A groan escaped the girl’s lips as she dropped back among the cushions of her tinsel throne. Noa saw the little tragedy, and for the first time understood its full import. He ground his teeth together, and his hand worked uneasily along the scabbard of his kris.

In another moment the room was empty, and the bride and groom were left side by side on the gaudily bedecked platform, to mix and partake of their first betel-nut together. Mechanically Noa picked the broken fragments of the nut from its brass cup, from another a syrah leaf smeared with lime, added a clove, a cardamom, and a scraping of mace, and handed it to his bride. She took it without raising her eyes, and placed it against her bleeding gums. In a moment a bright red juice oozed from between her lips and ran down the corner of her distorted mouth. Noa extended his hand, and she gave him the half-masticated mass. He raised it to his own mouth, and then for the first time looked the girl full in the face.

There was no love-light in the drooping brown eyes before him. The syrah-stained lips were slightly parted, exposing the feverish gums, and short, black teeth. Her hands hung listlessly by her side, and only for the color that came and went beneath the rouge of her brown cheeks, she might have been dead to this last sacred act of their marriage vows.

“Anak!” he said slowly, drawing closer to her side. “Anak, I will be a true husband to you.
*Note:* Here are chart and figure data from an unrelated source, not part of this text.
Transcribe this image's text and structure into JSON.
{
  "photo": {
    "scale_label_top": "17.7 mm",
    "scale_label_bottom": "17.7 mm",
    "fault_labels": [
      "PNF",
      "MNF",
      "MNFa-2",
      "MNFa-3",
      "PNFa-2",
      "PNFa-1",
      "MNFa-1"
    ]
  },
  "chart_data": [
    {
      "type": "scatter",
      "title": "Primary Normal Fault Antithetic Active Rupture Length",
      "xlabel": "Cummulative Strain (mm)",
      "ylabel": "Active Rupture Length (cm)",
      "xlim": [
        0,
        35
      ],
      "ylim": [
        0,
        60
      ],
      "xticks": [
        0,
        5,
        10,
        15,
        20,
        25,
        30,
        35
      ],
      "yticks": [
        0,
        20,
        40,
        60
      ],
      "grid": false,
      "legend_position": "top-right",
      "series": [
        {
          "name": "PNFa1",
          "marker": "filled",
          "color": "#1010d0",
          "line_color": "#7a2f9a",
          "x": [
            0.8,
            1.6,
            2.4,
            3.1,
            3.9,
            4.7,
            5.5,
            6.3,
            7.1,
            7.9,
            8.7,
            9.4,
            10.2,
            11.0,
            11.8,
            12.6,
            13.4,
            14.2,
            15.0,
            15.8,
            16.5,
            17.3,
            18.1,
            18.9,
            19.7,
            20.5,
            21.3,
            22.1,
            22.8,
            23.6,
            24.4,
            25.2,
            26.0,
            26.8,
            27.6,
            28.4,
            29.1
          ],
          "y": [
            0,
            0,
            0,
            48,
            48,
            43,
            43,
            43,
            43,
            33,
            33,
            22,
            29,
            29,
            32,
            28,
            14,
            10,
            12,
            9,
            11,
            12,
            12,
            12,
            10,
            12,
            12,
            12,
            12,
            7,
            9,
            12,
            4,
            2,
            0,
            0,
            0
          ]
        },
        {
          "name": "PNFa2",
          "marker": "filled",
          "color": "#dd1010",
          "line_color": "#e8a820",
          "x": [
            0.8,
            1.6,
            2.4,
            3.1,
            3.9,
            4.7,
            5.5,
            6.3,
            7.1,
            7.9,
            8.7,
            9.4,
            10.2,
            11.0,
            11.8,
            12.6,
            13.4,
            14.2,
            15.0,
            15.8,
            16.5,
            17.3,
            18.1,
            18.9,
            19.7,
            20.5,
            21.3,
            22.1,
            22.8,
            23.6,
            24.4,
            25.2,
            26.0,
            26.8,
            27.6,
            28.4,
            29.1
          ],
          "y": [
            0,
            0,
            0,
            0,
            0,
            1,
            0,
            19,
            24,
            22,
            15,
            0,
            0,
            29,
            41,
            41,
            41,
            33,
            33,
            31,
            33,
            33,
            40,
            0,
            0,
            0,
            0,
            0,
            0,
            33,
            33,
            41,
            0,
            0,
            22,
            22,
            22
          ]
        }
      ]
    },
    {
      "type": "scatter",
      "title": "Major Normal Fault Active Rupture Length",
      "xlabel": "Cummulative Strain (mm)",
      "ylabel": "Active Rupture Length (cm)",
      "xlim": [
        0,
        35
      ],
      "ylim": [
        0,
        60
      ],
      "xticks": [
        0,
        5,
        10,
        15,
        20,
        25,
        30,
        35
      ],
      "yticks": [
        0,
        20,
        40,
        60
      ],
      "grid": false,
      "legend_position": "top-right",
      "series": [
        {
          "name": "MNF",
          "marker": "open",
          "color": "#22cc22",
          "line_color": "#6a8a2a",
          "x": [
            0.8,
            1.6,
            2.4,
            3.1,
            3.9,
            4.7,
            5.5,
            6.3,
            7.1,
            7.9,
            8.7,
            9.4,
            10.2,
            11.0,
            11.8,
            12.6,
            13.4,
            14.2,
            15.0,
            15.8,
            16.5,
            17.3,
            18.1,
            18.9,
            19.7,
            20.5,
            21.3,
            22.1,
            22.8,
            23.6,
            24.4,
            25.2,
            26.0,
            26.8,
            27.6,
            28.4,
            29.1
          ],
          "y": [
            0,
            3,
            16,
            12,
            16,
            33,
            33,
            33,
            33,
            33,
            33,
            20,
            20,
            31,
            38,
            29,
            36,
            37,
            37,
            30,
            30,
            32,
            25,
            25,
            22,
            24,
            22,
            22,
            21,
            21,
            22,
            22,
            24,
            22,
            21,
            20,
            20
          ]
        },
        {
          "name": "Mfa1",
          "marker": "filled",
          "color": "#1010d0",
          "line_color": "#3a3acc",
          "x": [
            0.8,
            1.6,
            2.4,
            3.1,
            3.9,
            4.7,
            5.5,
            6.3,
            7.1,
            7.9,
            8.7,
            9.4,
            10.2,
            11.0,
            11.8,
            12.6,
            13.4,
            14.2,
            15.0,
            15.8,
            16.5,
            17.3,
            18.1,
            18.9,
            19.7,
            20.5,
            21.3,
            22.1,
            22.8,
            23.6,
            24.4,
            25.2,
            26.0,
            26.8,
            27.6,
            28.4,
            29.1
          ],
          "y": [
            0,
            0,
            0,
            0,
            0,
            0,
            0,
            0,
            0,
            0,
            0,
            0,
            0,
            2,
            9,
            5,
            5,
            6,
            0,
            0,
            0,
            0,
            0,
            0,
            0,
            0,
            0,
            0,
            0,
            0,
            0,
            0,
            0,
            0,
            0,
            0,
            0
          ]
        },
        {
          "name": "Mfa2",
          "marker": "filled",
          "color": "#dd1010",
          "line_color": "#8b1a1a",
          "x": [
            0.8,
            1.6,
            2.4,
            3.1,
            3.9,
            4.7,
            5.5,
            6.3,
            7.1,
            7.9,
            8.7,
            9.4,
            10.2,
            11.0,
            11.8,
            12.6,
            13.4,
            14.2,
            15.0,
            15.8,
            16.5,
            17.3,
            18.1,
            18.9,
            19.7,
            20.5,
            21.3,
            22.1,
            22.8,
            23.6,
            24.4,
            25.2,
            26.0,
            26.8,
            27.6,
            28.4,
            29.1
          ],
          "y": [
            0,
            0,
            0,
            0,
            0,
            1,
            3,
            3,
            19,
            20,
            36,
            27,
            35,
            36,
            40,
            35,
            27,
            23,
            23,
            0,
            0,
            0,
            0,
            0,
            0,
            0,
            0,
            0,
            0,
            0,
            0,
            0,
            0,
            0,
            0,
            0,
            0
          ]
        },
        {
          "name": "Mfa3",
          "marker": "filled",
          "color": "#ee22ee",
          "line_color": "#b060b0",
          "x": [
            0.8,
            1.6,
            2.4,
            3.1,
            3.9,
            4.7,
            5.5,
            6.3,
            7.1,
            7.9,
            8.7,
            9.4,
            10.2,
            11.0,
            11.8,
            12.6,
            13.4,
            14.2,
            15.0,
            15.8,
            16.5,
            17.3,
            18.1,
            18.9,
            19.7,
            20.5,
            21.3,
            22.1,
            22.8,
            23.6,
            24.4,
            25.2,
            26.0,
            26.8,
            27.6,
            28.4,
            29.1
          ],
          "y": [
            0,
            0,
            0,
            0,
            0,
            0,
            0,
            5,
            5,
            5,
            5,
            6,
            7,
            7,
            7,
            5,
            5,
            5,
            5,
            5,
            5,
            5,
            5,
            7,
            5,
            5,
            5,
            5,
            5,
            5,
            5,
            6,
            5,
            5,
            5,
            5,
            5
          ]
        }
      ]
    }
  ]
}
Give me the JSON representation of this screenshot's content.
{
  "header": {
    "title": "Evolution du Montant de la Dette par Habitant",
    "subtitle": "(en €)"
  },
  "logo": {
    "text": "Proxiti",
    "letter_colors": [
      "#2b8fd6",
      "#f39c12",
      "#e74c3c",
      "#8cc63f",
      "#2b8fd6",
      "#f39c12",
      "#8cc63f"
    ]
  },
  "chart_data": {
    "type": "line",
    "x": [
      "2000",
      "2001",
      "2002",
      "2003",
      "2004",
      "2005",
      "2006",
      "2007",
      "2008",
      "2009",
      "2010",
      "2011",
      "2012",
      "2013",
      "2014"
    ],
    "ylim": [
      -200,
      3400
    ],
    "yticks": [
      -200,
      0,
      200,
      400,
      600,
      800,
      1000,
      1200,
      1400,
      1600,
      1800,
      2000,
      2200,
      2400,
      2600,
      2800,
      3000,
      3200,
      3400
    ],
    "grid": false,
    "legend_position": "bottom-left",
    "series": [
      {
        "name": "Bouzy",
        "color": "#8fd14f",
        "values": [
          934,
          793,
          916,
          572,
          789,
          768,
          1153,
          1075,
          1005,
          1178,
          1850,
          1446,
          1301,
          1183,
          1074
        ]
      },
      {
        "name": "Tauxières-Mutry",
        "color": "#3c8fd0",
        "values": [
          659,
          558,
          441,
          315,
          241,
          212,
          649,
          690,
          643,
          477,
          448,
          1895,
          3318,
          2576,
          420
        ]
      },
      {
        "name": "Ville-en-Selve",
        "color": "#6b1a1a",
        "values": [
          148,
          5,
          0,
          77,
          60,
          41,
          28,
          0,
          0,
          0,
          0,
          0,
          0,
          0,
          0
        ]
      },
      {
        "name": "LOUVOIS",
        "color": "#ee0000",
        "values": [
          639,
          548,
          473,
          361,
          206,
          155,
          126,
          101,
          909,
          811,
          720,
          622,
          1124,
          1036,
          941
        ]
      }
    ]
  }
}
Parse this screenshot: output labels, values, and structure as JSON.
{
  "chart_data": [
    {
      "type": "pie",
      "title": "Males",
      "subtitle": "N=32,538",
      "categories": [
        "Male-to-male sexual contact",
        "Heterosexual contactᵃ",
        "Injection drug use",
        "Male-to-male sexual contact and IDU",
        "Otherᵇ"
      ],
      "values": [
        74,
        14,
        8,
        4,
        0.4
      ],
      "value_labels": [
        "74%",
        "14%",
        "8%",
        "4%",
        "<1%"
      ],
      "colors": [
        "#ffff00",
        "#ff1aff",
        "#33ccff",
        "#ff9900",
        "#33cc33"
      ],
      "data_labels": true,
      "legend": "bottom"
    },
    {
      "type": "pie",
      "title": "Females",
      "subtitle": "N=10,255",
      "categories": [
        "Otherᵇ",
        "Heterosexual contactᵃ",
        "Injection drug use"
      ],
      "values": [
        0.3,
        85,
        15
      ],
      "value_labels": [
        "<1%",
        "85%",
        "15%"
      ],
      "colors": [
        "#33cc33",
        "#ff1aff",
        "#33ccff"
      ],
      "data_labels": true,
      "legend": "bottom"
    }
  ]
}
You shall be my only wife—”

He paused, expecting some response, but she only gazed stolidly up at the smoke-begrimed attap of the roof.

“Anak—” he repeated, and then a shudder passed through him, and his eyes lit up with a wild, frenzied gleam,

A moment he paused irresolute, and then with a spring he grasped the golden handle of his kris and with one bound was across the floor, and on the sand below among the revellers.

For an instant the snake-like blade of the kris shone dully in the firelight above his head, and then with a yell that echoed far out among the palms, it descended straight into the heart of the nearest Malay.

The hot life-blood spurted out over his hand and naked arm, and dyed the creamy silk of his wedding baju a dark red.

Once more he struck, as he chanted a promise from the Koran, and the shrill, agonized cry of a woman broke upon the ears of the astonished guests.